# scam phone numbers..



## TwiceBlessed (Nov 8, 2006)

There are a number of companies who "cold call" but hang up, relying on you to call them back at very high premium rates.  They can try time and time again during the same day.  

One of these is purporting to be a company that helps you with any debts..."free advice" etc etc.

the number is 

02920368767

anyone heard of any more?


----------



## wouldloveababycat (Mar 21, 2004)

I never phone a missed call back if I don't know the number as you never know who you are calling we get a lot of these debt calls at work ..recorded ones   my friend kept getting a bank phone her up trying to sell her stuff and she just sticks her baby on to blah blah blah down the phone  

Cat x


----------



## wishing4miracle (Sep 7, 2006)

oh that totally winds me up.we used to get them at least 3 times a day.id answer the phone and no answer   a big wind up


----------



## Charlies-Mum (May 25, 2005)

Register for the 'TPS' Telephone Preference Service.
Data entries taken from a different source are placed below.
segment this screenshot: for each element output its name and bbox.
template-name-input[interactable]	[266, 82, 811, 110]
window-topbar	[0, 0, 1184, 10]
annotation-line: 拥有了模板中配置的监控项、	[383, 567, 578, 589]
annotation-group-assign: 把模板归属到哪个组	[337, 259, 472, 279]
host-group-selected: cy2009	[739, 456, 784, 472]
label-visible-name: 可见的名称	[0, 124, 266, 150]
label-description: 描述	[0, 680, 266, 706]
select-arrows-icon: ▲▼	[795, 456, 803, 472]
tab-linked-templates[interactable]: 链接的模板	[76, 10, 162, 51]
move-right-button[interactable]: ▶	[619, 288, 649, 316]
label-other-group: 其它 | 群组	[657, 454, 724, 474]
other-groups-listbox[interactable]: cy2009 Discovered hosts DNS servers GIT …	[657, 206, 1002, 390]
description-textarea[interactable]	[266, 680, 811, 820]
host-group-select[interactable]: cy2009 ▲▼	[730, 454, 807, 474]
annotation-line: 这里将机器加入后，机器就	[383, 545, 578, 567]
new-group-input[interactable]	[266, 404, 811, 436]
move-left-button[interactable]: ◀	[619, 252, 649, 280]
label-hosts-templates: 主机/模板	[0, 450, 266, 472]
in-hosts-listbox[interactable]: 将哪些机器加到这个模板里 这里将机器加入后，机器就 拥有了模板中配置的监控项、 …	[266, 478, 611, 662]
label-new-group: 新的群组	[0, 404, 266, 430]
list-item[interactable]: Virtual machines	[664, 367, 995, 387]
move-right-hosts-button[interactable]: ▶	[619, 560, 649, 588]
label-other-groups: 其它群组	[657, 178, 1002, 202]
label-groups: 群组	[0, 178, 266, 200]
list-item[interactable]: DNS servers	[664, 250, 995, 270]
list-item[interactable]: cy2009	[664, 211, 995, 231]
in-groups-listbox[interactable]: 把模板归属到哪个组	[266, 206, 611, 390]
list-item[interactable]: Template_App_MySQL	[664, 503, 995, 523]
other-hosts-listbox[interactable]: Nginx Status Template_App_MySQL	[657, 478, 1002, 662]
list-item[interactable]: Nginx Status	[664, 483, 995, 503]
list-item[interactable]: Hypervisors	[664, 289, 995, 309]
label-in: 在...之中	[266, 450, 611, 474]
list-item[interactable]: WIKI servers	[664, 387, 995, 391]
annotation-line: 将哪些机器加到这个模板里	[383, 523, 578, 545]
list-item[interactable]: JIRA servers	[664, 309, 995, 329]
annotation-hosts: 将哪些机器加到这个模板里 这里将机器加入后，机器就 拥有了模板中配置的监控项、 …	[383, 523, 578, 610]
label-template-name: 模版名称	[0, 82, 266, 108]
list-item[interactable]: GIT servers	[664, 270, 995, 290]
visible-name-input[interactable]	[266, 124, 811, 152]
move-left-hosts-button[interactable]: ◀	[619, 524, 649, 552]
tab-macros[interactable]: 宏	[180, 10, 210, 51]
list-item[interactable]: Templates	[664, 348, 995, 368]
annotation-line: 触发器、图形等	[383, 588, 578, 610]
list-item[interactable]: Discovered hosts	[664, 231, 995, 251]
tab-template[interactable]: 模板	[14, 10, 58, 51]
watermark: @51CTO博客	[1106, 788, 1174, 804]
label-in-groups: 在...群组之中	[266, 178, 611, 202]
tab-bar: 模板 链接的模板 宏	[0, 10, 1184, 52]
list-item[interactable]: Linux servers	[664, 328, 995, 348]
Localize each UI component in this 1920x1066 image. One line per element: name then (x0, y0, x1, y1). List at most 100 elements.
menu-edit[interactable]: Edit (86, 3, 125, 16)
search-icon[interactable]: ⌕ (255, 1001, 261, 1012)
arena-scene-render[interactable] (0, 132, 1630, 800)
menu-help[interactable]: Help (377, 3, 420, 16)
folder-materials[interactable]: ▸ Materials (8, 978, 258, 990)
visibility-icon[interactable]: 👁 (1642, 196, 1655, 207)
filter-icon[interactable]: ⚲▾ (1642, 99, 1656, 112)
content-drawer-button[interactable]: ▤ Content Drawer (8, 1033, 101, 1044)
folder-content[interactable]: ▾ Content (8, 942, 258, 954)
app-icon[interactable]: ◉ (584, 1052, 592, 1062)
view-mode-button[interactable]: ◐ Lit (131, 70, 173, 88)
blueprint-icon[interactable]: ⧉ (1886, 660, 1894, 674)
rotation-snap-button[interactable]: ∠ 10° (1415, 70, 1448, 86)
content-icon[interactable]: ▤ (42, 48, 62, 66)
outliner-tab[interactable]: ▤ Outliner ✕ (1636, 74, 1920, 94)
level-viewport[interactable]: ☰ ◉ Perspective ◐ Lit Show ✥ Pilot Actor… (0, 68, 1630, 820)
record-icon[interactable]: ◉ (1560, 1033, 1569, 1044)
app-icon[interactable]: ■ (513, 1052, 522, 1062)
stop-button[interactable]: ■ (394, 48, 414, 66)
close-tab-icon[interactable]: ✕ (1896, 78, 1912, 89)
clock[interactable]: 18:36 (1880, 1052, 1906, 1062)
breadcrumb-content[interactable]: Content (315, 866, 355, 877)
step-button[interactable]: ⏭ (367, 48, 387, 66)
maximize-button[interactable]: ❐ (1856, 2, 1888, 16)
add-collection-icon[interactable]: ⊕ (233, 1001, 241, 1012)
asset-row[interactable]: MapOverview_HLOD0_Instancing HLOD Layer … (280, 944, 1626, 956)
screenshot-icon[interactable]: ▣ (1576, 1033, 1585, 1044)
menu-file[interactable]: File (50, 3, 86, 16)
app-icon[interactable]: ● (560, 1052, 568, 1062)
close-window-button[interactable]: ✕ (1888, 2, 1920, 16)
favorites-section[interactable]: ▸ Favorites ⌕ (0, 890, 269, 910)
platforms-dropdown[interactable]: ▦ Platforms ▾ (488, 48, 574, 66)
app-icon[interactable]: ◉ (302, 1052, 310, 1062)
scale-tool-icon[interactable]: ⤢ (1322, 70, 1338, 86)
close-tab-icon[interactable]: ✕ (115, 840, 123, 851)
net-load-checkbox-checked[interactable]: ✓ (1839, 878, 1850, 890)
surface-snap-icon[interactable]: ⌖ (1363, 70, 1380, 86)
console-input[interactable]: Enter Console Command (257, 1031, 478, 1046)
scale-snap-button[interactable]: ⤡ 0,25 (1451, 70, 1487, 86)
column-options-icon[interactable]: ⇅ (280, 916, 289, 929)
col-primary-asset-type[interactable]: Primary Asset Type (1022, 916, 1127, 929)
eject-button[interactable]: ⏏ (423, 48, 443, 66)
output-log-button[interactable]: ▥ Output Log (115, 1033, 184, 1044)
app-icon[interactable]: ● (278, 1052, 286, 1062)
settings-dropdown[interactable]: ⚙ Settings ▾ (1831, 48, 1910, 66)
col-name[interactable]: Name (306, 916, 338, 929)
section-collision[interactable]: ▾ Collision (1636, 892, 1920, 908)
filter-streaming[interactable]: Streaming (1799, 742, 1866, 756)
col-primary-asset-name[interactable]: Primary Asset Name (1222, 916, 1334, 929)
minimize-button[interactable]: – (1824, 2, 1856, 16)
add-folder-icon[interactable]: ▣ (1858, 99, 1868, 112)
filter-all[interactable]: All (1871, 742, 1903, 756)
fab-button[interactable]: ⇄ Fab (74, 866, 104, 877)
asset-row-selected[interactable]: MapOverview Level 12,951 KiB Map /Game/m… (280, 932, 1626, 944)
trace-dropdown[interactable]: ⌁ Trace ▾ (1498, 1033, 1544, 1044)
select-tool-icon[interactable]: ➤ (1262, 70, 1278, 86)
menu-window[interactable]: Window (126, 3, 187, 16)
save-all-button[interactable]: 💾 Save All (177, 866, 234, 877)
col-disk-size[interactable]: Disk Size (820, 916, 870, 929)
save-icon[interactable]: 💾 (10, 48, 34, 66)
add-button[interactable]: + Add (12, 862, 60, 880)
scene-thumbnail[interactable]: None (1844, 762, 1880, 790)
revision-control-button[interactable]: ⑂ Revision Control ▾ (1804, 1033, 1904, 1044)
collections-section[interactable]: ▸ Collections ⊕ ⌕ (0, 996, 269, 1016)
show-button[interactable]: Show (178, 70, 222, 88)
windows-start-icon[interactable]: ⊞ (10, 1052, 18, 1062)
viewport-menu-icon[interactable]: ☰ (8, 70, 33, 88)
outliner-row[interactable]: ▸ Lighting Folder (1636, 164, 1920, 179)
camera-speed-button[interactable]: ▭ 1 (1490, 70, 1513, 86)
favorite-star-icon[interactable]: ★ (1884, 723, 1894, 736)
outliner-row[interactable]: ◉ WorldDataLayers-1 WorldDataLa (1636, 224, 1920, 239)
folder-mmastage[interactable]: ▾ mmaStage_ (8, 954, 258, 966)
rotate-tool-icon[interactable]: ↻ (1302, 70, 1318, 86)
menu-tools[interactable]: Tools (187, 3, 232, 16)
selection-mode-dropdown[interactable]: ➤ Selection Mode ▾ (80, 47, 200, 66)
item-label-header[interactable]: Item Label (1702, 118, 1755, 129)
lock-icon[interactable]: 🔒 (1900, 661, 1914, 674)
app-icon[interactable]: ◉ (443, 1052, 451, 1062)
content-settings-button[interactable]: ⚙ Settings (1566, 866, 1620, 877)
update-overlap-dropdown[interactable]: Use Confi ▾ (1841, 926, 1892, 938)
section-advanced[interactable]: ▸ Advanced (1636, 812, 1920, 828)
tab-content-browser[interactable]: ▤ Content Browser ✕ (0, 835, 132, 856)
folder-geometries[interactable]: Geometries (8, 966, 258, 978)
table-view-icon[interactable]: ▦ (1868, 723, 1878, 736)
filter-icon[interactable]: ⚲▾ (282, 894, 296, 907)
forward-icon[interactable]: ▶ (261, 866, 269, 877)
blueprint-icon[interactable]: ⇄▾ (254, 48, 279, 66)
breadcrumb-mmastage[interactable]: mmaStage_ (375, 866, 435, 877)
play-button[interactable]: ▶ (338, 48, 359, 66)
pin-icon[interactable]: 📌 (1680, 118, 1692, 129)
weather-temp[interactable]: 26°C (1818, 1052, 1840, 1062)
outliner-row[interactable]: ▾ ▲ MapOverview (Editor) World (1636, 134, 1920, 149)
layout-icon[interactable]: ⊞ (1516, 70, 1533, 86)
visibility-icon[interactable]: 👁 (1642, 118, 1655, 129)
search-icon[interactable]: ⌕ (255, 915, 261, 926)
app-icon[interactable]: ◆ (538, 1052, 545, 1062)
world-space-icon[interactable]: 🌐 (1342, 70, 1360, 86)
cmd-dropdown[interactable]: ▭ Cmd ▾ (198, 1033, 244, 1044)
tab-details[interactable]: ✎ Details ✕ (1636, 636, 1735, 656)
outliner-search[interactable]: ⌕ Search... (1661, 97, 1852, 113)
It should stop 99% if these calls (even if its at a company address)
http://www.tpsonline.org.uk/tps/

/links


----------



## wouldloveababycat (Mar 21, 2004)

Yes then you can sue the   off them if they continue to phone you


----------



## dakota (Feb 6, 2007)

I just say 'do you realise you are breaking the law?' they soon hang up  

Does anyone know which website it is that you can register to stop receiving junk mail?


----------



## Charlies-Mum (May 25, 2005)

Here you go http://www.tpsonline.org.uk/mpsr/

/links


----------



## dakota (Feb 6, 2007)

Thank you,


----------



## sallywags (Jun 27, 2005)

Ooh thanks, have just done that!!

I did sign onto the TPS one too - i was getting the 'dead' emails, and what was explained to me was that companies 'autodial' lots of numbers, and if there isn't an operator/cold caller on the line when you pick up (i.e. not enough operators) then it will just hang up.  It's a very annoying practice....


----------



## outspan3 (Jan 22, 2006)

if i don't get a hello straight away I always hang up - miss a lot of calls for missing payments on one of my store cards that way  

annoying thing though, a couple of times this "store" has sent me a text message asking me to phone them bakc - yeah right, like I'm going to do that!!!


----------



## fuzzier (Oct 31, 2005)

I had an automated call this afternoon. It claimed i was a winner as myself or a member of my family  had recently sent back a prize draw form and i had won. To claim my holiday for two at an all inclusive resort in Can Cune (sp?) all i had to do was press one and i would be connnected so i could claim my prize. 

If i get automated calls i leave them play as it goes on their bill. 

I registered with TPS and it didn't make the blindest bit of difference.


----------